Indeed, and they show no signs of slowing down. Their next generation core Nehalem (which has already been publically displayed by Intel over a year before launch) seeks to bring eight cores, 16-way SMT, on-die memory controller and the elimination of the FSB to be replaced with a serial interconnect similar to Hyper Transport. Overnight they will eliminate any trace of AMD advantage that is left (meager as it might be).Durandal wrote: Even when Intel was on top of the speed wars, they never had an architecture that was so cradle-to-the-grave as Core.
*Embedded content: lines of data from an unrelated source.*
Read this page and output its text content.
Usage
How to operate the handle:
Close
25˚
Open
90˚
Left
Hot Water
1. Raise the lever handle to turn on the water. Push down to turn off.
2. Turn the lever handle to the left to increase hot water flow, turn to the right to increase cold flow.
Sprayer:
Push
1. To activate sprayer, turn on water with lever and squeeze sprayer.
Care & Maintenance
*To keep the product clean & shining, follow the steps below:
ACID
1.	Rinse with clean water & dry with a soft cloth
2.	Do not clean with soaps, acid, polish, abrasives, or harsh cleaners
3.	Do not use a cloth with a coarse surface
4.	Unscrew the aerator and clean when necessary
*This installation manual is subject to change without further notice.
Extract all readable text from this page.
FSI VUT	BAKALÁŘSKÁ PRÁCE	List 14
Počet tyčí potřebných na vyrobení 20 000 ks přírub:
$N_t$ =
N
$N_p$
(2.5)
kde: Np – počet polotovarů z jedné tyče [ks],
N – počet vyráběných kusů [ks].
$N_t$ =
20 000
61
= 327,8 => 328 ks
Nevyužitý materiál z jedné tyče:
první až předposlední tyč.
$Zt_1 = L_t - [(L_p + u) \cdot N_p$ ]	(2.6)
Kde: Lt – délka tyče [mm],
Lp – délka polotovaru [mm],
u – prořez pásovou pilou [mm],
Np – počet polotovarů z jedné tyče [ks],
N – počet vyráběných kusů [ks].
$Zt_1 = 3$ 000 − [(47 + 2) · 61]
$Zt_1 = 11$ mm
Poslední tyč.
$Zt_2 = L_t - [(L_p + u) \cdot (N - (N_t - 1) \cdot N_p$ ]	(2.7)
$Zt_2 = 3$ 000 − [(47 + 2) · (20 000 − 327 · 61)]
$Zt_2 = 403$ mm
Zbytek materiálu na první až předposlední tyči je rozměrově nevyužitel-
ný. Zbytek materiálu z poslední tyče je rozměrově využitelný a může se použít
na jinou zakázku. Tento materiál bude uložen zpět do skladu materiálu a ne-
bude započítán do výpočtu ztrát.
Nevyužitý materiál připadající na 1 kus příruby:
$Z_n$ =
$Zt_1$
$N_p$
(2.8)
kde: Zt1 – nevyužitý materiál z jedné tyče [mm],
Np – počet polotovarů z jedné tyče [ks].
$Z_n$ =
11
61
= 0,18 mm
Intel has one architecture that annihilates the mobile competition in terms of performance per Watt, outperforms AMD's best offerings on the desktop and still has plenty of room to grow.
What Intel's got right now is basically a perfect storm. They have the clearly superior architecture, gigantic amounts of money to keep that architecture going and the fab resources to pump them out and take advantage of economies of scale. It's kind of a shame that they're doing so well at systematically destroying the competition, because that means no more CPU wars.
Furthermore, these are only the details about Nehalem that we know about at this point, which are still not complete. Rumors of an integrated GPU (derivative of the Larrabee x86 graphics processor) and more are swirling about along with further advancements to the hardware virtualization system.
Heck, Intel even recently signed a MOU with Rambus to potentially license XDR, which would give them a serious boost in memory technology (Rambus may have been a bust for the P4, but the technology is still very sound, especially in the XDR variety).